Cour de justice de l’Union européenne, le 23 novembre 2006, n°C-452/05

Par un arrêt du 23 novembre 2006, la Cour de justice des Communautés européennes a statué sur un recours en manquement introduit par la Commission européenne à l’encontre du Grand-Duché de Luxembourg. Ce recours portait sur une application jugée incorrecte de la directive 91/271/CEE relative au traitement des eaux urbaines résiduaires.

La Commission, dans le cadre de sa mission de contrôle du respect du droit communautaire, a estimé que le Luxembourg ne se conformait pas à l’ensemble de ses obligations. En particulier, elle soutenait que les autorités nationales n’avaient pas mis en œuvre les dispositions garantissant une réduction suffisante de la charge polluante dans les stations d’épuration. Après l’envoi d’un avis motivé resté sans réponse satisfaisante dans le délai imparti, la Commission a saisi la Cour de justice afin de faire constater le manquement. Les prétentions de la Commission reposaient sur l’idée que l’État membre n’apportait pas la preuve du respect des seuils de dépollution fixés par la législation européenne. Le Luxembourg, pour sa part, contestait cette analyse sans pour autant fournir de données chiffrées consolidées démontrant sa pleine conformité.

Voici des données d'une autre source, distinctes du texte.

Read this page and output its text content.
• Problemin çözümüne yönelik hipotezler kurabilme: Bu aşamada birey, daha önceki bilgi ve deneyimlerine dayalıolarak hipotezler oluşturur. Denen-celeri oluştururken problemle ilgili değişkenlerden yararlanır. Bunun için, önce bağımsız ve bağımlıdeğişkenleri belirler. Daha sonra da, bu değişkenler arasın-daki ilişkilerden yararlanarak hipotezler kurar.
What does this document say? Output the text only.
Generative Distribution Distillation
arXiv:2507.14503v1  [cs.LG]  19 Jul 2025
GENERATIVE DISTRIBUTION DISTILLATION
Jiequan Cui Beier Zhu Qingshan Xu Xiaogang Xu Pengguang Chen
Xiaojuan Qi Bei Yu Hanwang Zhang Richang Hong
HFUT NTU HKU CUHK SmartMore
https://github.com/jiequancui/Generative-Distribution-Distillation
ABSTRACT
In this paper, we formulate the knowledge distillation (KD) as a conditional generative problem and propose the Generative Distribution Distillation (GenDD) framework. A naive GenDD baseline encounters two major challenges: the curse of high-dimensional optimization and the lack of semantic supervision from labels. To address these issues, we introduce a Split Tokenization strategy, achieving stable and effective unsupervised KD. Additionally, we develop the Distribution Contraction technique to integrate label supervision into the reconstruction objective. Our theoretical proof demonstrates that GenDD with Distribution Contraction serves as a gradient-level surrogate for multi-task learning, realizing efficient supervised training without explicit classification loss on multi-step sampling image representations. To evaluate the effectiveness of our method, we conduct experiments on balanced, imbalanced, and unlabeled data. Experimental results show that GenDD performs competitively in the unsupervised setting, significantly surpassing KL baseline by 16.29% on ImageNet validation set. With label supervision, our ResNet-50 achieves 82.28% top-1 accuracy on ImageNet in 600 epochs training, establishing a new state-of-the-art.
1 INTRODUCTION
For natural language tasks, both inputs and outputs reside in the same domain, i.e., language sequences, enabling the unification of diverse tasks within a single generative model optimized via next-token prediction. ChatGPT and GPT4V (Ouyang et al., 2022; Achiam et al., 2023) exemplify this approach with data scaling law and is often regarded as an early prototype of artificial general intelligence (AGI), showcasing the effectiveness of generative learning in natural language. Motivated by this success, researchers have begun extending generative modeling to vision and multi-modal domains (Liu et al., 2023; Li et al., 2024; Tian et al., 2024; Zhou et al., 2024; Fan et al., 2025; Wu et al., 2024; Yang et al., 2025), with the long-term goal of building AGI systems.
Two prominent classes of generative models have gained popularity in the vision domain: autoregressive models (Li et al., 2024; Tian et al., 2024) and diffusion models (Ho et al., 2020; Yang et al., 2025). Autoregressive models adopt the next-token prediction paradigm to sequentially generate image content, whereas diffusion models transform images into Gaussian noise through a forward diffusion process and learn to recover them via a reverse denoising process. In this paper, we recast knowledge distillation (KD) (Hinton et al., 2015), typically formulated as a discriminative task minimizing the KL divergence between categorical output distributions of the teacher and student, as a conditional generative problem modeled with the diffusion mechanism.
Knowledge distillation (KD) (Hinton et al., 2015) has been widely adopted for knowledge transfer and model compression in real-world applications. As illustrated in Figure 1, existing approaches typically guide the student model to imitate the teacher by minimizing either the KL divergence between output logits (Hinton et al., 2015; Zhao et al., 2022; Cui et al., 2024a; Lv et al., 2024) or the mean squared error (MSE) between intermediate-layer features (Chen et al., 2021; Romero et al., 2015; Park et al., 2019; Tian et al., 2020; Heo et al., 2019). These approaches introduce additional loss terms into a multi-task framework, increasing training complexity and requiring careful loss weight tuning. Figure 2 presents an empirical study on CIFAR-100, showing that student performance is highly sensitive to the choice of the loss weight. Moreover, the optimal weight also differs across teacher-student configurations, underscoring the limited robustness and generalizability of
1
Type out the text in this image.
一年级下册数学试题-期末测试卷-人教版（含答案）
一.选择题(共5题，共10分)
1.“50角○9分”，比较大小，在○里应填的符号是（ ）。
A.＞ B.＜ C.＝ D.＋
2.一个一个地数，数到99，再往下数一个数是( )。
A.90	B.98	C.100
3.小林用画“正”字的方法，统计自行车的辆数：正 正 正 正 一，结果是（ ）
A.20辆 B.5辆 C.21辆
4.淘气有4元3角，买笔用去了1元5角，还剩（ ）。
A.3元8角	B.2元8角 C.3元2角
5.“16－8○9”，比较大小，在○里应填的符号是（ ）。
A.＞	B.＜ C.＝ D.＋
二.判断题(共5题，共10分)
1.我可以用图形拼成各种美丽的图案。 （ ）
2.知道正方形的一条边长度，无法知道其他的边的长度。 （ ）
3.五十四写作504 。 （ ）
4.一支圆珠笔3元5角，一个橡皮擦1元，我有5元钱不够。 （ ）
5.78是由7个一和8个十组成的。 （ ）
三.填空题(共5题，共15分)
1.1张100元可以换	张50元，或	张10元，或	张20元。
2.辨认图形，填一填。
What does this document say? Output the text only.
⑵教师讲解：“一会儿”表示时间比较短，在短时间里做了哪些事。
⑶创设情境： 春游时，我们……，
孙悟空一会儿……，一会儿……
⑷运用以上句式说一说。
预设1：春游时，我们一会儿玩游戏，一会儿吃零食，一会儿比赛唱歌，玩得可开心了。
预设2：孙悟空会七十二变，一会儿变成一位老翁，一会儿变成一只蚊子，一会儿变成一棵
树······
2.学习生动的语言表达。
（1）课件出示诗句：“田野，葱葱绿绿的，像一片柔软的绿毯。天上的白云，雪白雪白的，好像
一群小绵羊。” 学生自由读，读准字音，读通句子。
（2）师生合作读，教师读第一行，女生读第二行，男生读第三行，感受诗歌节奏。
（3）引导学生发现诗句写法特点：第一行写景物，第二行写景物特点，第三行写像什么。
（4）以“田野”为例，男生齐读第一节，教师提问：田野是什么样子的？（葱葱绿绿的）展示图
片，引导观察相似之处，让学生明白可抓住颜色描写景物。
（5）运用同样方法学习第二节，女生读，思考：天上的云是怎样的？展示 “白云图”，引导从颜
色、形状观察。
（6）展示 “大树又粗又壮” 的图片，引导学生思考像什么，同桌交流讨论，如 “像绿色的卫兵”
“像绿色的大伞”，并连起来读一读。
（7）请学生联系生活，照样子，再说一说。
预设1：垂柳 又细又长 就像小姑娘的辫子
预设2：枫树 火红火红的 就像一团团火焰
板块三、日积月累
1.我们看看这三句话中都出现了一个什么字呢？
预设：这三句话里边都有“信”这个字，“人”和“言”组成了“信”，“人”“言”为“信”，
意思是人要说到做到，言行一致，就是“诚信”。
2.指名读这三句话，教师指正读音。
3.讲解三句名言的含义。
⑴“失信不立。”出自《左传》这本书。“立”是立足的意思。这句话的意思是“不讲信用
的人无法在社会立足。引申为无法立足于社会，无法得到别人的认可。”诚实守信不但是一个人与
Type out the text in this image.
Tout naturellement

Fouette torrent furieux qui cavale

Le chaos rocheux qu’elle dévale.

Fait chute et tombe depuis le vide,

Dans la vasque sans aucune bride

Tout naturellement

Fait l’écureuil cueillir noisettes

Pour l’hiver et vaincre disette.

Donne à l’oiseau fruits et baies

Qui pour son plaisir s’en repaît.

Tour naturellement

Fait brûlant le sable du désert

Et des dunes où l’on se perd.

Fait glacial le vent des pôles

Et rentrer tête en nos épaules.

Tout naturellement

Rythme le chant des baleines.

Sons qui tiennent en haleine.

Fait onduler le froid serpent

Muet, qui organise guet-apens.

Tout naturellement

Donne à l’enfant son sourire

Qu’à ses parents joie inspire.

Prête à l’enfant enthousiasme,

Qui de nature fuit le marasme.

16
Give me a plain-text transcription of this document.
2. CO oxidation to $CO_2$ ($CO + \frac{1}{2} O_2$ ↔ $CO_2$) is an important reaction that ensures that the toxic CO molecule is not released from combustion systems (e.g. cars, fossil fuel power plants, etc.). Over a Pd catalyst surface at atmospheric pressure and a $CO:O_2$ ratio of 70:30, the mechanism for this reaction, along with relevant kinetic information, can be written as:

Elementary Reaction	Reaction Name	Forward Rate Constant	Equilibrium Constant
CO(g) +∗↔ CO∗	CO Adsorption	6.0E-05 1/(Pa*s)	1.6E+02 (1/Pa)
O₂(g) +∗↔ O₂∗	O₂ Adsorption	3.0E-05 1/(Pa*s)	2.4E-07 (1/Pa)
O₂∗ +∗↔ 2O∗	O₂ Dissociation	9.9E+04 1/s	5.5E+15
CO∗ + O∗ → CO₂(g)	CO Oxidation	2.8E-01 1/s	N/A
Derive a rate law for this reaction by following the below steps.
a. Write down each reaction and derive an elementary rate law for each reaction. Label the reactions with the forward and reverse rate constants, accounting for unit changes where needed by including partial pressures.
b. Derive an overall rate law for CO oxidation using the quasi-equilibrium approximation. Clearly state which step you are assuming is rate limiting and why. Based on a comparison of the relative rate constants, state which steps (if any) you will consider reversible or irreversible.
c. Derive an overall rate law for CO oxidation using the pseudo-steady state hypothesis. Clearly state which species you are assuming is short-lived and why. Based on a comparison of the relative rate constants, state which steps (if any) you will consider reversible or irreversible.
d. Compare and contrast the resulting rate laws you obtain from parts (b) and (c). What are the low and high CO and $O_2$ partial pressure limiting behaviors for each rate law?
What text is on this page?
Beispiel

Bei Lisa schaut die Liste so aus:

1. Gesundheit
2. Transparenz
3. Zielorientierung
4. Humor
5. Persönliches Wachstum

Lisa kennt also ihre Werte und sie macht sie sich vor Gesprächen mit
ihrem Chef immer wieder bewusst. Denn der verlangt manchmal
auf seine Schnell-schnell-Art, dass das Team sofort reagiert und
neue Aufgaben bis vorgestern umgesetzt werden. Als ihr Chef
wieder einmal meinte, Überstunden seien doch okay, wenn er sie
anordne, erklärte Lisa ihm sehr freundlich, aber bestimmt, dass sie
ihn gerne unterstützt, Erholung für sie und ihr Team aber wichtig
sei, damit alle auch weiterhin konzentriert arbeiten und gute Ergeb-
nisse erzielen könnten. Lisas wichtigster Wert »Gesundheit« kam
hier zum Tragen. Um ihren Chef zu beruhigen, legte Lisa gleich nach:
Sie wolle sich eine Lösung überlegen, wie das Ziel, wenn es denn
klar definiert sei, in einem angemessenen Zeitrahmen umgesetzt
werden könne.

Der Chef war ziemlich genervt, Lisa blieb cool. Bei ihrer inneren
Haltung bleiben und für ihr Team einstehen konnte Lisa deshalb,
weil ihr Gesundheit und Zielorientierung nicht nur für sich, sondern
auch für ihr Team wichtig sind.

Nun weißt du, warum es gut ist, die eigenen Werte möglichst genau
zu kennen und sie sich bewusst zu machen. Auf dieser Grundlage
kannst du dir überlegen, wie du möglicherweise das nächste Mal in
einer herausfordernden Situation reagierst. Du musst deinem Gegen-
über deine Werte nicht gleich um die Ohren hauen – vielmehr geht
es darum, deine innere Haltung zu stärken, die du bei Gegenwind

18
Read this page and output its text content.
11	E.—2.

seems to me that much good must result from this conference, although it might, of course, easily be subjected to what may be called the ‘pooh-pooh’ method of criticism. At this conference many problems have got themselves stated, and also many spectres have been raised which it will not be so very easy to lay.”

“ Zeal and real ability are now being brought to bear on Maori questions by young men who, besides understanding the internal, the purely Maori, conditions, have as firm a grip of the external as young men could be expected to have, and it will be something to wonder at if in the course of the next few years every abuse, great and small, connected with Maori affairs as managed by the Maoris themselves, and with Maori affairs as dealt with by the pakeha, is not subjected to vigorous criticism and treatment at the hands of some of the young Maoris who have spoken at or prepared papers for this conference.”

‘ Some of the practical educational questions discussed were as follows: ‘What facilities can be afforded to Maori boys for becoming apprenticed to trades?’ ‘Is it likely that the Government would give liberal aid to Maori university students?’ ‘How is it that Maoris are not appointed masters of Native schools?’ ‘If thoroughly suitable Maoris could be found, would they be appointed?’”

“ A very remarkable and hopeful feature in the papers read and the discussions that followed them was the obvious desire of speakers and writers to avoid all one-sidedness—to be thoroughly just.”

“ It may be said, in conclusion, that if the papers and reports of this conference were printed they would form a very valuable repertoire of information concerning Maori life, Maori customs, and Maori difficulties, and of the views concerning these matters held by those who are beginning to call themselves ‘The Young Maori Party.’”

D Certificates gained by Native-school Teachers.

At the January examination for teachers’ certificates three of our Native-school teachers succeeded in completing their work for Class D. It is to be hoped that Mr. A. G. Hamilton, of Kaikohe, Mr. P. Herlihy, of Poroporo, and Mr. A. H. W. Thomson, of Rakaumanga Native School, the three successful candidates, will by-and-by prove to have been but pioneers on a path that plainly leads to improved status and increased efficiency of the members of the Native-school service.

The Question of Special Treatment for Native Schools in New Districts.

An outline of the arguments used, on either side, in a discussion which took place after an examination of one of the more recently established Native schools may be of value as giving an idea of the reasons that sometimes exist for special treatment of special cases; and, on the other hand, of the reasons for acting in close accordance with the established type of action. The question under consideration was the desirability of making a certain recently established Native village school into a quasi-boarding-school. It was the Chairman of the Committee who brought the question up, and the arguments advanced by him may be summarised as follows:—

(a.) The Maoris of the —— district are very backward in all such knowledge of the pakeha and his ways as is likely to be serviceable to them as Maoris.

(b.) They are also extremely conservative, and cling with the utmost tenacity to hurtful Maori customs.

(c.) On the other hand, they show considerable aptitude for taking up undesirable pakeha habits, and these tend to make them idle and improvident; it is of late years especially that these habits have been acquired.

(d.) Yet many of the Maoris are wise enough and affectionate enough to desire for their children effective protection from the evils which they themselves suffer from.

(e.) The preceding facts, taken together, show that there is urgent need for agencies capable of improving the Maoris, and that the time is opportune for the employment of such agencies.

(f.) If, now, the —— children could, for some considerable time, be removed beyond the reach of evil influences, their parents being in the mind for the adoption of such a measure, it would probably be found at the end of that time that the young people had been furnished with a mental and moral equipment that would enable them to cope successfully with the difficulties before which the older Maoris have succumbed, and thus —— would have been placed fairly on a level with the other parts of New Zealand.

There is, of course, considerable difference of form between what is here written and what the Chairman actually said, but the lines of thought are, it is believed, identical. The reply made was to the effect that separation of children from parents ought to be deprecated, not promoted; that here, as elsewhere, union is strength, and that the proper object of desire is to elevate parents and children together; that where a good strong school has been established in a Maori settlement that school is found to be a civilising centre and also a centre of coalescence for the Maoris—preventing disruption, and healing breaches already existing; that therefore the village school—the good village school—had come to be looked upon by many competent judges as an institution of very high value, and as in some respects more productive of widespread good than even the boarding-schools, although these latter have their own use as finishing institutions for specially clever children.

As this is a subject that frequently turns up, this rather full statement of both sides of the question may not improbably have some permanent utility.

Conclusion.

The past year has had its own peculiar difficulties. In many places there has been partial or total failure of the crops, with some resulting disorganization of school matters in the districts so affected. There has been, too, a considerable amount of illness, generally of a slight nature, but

Le problème de droit soulevé par cette affaire consistait donc à déterminer si un État membre manque à ses obligations au titre d’une directive environnementale lorsqu’il n’est pas en mesure de prouver qu’il a atteint un objectif de réduction chiffré. Il s’agissait plus précisément de savoir si l’incapacité à fournir des preuves suffisantes équivalait, aux yeux du juge de l’Union, à une violation matérielle de la norme.

La Cour de justice a répondu par l’affirmative en déclarant que « en n’étant pas en mesure de prouver que le pourcentage minimal de réduction de la charge globale entrant dans toutes les stations d’épuration atteint au moins 75 % pour la quantité totale d’azote, le Grand-Duché de Luxembourg a manqué aux obligations qui lui incombent ». La solution consacre ainsi une approche rigoureuse où la charge de la preuve de la bonne exécution incombe entièrement à l’État membre.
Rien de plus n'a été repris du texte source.